Astronomers have already discovered thousands of exoplanets orbiting distant stars – now the task is to stare at particularly exciting systems. L 98-59 is this: The system 35 light-years away from us has a red dwarf star and its interesting planetary structure. So far, three planets have been discovered in 2019 using the transit method. Astronomers used the shadow of the star caused by the passing planets to identify them and determine their size. To uncover and identify more details about these celestial bodies, a team of international astronomers is targeting the L98-59 system with the European Southern Laboratory (ESO) Largest Telescope (VLT) in Chile.
Stellar oscillation reveals light
Researchers use the Echelle SPectrograph for Rocky Exoplanets and Stable Spectroscopic Observations (ESPRESSO) to obtain data called the radial velocity method. Simply put, the motion of a star is determined by the gravitational forces of the planets orbiting it. In this way, they can be detected indirectly and conclusions can be drawn about their masses and their compositions. “If we want to know what a planet is made of, at least we need its mass and its radius,” says Olivier Dimanzion, the first writer at the University of Porto. As he and his colleagues explain, a detailed understanding of the features of the planets in the system is possible only by combining radial velocity measurements with previous data.
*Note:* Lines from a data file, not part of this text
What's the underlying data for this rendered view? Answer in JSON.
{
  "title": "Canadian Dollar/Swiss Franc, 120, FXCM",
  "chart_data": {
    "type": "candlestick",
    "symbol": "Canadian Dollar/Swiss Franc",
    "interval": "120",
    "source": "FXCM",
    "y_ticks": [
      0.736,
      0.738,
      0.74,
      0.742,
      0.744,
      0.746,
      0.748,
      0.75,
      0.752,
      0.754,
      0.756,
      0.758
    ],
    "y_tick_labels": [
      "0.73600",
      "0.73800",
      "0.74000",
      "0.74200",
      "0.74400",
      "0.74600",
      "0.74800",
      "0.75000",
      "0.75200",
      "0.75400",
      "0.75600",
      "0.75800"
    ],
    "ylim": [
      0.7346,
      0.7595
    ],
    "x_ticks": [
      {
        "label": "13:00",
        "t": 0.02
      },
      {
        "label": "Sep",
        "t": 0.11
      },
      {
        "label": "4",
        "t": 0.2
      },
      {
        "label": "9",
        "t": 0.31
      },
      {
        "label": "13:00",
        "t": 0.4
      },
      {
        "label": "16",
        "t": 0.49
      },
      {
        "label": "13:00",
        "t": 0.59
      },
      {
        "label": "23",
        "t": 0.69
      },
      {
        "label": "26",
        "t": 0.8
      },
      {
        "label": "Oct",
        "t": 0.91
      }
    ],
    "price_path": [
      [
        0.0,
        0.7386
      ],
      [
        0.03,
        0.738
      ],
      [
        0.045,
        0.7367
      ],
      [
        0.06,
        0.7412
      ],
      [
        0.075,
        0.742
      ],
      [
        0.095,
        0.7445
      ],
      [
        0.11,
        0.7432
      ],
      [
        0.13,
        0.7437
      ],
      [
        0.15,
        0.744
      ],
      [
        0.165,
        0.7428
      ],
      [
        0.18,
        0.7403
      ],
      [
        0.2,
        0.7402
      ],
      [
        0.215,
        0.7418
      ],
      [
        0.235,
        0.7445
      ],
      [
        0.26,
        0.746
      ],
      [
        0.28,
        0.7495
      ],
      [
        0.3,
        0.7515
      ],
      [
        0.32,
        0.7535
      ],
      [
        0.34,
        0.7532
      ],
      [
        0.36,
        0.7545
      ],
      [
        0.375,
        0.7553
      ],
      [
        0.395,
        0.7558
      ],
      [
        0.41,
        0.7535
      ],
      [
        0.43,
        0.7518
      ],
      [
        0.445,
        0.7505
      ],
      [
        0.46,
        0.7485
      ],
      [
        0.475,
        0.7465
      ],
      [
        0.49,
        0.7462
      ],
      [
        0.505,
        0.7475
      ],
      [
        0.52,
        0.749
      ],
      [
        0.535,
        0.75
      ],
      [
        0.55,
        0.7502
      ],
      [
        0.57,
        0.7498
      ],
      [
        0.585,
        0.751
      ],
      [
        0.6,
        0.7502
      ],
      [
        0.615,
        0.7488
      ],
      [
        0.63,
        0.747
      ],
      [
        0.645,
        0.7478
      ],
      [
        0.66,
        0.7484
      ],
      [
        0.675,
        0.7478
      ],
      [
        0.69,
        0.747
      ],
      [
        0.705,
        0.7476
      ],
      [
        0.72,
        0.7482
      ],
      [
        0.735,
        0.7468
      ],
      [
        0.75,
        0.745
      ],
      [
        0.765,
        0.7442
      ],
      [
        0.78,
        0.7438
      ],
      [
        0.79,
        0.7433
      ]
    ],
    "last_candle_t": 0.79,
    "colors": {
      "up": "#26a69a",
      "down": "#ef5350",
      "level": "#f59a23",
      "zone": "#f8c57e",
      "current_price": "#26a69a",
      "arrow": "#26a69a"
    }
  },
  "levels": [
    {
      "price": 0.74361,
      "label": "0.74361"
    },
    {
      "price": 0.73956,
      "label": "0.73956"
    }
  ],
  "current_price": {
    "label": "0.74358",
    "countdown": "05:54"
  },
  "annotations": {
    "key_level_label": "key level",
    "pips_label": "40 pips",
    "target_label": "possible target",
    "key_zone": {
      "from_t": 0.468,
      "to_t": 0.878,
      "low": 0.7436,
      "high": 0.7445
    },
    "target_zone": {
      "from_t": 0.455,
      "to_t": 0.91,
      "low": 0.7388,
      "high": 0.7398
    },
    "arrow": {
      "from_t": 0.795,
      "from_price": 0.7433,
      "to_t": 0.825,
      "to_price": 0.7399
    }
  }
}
As they report, they made a technological breakthrough using ESPRESSO. Was able to establish that the inner planet of its data system is only half the mass of Venus. Astronomers say this is the previous minimum record of this detection technique. “This is a step in determining the masses of small planets outside the solar system,” says Maria Rosa Zapatero Osorio, co-author of the Astronomical Center in Madrid.
Astronomers also report that three previously known planets of L98-599 may have water in their interior or atmosphere. However, the two closest to the star are very dry. But this is probably not number three: scientists write that the density data give indications that 30 percent of the water is present.
As part of the investigation, the system also identified a fourth Exoplanet previously unknown in the group, but no further details are known about it. They also indicate a promising trace of a possible fifth planet. “We have evidence of an Earth-like planet in the habitable zone of this system,” Dimanjian said. Zapatero Osorio thinks this is a wonderfully exciting way: “In this region, a planet can have an atmosphere that can save and activate life,” says the astronomer.
The planetary system of L98-59 is now an attractive target for future observations of exoplanet atmospheres. Astronomers believe that biological signatures can be identified by atmospheric perspective. So far, however, telescopes have not been able to achieve the resolution required for small rocky planets. First, the team now hopes to further explore the system with NASA’s James Webb Space Telescope, which will be launched at the end of 2021. Later, ESO’s largest telescope, currently built in the Atacama Desert in Chile, is scheduled to be operational in 2027 and can provide insights. “The HIRES instrument in the ELT could explore the atmospheres of some of the planets in the L 98-59 system,” says Osorio.